- Italian antitrust regulator seeks broader concessions to approve Intesa-UBI takeover deal.
- Intesa originally proposed to sell £17.85 billion assets and 400-500 branches to BPER.
- Italian watchdog says BPER deal solves issues in the north-western provinces only.
Italy’s Intesa Sanpaolo (BIT: ISP) is seeking to take over its smaller domestic competitor, UBI Banca (BIT: UBI). As per a report by a local newspaper on Tuesday, Italy’s antitrust regulator said that it requires broader concessions than initially envisioned to give its approval for the takeover deal. Intesa-UBI deal received a nod from the European Central Bank (ECB) last week.
Shares of Intesa Sanpaolo posted an intraday decline of 2.5% on Tuesday. At £1.53 per share, the Italian banking group is roughly 25% down year to date in the stock market after recovering from a low of £1.99 per share in the first week of April. Intesa Sanpaolo currently has a market capitalisation of £26.92 billion and a price to earnings ratio of 6.92.
Italian watchdog raises concerns about fair competition
In a report of its initial investigation, as per Il Messaggero, the regulator highlighted that a potential merger between the two banking groups could further boost Intesa’s positions in several markets that it already dominates. Here’s why Intesa is the European Union’s most prized bank.
Intesa Sanpaolo and UBI Banca refused to comment any further on the news on Tuesday. The competition authority is also yet to make an official statement.

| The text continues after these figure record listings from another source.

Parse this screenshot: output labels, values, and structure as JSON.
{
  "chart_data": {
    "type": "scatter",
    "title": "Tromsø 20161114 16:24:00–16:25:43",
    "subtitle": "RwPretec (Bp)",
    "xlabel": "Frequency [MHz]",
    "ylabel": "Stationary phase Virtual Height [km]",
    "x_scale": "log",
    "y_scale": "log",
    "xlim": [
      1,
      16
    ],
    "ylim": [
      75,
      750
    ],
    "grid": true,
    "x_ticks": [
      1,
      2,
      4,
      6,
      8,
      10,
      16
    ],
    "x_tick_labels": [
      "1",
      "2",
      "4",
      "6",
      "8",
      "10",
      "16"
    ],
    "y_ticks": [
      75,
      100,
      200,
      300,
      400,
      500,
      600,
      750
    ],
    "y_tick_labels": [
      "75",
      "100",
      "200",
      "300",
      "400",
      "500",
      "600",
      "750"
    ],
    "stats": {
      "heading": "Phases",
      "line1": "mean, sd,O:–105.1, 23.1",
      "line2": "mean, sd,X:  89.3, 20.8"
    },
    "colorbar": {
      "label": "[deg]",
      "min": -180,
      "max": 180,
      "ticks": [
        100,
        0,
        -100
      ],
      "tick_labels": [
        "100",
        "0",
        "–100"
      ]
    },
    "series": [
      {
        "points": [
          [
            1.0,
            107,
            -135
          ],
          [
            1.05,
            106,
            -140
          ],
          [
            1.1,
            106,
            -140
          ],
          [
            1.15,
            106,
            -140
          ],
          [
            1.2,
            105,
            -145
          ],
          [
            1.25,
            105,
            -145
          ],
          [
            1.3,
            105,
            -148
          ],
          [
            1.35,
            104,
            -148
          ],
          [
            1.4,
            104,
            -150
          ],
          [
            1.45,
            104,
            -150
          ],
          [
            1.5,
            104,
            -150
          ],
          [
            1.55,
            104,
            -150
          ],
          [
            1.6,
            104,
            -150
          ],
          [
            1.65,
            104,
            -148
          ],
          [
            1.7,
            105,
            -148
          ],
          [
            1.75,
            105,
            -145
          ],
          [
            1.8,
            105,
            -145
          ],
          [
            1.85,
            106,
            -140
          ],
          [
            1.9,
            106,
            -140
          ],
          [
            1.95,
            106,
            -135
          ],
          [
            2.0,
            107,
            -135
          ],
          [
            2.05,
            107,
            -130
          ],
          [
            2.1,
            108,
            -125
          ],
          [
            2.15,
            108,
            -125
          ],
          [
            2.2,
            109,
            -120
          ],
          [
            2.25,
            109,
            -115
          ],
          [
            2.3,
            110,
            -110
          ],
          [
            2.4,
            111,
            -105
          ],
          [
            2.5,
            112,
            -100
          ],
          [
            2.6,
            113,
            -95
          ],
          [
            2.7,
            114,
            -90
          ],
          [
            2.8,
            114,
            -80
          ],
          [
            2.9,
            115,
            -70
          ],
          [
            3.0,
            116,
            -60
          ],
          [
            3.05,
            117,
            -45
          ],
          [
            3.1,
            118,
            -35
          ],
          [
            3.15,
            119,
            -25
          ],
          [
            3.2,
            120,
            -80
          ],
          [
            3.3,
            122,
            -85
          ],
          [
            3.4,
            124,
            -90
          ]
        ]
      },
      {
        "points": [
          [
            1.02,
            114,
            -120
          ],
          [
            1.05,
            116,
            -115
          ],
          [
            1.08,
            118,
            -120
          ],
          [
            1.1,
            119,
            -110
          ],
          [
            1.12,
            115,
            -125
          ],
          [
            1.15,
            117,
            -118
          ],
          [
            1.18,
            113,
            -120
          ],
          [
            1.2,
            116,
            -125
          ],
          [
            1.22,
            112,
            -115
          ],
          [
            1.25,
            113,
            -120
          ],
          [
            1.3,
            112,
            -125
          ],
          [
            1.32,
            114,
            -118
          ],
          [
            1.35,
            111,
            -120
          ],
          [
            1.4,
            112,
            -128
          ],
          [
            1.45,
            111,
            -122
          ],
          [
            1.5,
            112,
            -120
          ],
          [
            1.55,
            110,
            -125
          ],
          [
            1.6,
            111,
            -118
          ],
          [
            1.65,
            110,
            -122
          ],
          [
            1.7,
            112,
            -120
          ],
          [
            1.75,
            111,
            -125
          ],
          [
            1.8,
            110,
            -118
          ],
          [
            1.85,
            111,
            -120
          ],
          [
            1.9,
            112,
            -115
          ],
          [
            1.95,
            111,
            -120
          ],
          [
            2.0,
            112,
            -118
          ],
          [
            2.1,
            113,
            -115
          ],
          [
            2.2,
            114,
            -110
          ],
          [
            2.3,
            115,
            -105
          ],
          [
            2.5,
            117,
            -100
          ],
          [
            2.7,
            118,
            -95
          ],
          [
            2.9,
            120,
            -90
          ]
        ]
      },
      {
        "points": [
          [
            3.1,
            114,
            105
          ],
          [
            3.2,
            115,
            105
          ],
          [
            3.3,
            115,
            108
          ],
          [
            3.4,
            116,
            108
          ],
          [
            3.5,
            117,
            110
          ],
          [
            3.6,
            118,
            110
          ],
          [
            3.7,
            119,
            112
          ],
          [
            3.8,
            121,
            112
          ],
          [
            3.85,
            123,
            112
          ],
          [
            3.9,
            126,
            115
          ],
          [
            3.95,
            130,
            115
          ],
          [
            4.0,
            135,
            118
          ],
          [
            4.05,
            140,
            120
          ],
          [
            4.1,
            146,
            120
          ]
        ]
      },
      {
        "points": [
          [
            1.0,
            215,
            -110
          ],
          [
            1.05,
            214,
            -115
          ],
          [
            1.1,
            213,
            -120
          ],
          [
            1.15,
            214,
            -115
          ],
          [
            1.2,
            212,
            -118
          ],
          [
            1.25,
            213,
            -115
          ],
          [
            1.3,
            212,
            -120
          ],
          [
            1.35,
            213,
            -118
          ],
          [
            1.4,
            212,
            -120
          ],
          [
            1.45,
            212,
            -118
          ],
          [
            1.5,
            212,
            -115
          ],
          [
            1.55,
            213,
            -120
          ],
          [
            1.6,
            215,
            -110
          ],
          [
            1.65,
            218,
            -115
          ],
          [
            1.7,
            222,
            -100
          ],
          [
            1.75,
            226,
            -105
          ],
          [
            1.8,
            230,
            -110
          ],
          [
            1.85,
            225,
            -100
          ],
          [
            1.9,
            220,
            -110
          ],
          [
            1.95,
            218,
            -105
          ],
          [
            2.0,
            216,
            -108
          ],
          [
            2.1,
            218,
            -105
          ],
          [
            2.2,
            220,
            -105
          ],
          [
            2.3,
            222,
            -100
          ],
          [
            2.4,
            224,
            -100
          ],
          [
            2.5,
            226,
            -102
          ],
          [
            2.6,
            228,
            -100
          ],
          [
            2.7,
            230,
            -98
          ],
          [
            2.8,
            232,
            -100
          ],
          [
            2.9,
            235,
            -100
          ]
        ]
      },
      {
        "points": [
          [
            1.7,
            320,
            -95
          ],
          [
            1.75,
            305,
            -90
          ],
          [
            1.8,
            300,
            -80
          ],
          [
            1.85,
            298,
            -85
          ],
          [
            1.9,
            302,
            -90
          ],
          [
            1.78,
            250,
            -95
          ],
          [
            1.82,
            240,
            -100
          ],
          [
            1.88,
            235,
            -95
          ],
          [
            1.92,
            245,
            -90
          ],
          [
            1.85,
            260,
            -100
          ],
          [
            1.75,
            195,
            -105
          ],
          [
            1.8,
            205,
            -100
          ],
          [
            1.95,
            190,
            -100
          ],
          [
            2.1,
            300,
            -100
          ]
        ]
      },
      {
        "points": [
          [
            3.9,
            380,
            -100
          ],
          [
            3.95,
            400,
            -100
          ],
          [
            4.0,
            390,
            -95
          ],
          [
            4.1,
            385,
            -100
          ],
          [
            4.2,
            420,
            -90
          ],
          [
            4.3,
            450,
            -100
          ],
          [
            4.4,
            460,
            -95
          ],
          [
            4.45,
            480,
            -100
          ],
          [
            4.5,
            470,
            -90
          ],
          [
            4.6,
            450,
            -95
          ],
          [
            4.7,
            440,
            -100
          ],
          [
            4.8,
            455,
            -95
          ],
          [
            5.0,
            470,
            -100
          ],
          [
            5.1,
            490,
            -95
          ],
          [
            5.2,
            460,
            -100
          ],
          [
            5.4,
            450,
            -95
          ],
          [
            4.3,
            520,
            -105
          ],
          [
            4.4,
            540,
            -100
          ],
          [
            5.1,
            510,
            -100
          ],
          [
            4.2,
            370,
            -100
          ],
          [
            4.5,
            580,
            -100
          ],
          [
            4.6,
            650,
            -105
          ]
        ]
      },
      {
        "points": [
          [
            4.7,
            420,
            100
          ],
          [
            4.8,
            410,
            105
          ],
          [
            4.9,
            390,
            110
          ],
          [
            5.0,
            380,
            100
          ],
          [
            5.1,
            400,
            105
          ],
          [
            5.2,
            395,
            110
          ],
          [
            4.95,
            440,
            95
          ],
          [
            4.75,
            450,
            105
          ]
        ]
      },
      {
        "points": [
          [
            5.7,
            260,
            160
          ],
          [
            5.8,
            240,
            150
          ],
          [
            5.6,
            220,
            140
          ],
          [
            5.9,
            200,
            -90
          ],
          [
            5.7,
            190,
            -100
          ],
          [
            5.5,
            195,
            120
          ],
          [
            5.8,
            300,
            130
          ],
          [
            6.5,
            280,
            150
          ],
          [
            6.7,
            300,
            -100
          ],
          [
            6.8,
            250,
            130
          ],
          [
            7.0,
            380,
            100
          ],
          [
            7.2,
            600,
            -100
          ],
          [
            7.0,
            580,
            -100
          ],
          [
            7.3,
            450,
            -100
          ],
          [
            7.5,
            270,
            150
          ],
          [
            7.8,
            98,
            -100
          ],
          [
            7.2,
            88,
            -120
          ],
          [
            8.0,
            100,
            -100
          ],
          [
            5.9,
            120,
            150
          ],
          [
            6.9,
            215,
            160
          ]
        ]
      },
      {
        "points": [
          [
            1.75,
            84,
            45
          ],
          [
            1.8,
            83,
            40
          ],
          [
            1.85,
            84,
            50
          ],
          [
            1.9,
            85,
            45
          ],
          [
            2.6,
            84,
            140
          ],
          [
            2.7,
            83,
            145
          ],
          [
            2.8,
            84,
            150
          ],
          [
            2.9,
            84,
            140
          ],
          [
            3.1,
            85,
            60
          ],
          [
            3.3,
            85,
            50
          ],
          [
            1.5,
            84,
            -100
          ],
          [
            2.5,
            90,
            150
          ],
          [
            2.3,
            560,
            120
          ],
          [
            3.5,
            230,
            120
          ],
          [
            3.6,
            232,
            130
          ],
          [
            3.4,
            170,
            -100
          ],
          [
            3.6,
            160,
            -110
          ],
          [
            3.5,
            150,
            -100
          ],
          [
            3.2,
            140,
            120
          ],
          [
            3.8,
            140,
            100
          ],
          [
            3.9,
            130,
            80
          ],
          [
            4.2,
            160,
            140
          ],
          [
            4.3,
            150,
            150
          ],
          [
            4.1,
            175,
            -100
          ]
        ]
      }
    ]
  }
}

In a bid to gain the regulator’s approval for the takeover deal, Intesa had previously agreed that the merged company will sell £17.85 billion worth of assets and 400-500 of its branches to BPER Banca. The proposition was aimed at addressing the watchdog’s concerns regarding fair competition.
The antitrust body, however, refused to accept such a proposition as it did not specify the branches that will be put on sale and their locations. The watchdog also expressed uncertainties that the banking group might fail to implement the proposed sale.
BPER deal solves issues in selected regions only
Il Messaggero also quoted the watchdog as having said in its report:
“The deal with BPER does not solve issues in areas other than the north-western provinces where post-merger market shares are certainly significant, namely the Marche, Calabria, and Abruzzo regions.”
Shares of UBI Banca were reported a little less than 5% down on Tuesday. At £2.56 per share, the Italian banking group is roughly 2.5% down year to date in the stock market after recovering from a low of £1.97 per share in mid-March. At the time of writing, UBI Banca is valued at £2.93 billion and has a price to earnings ratio of 12.38.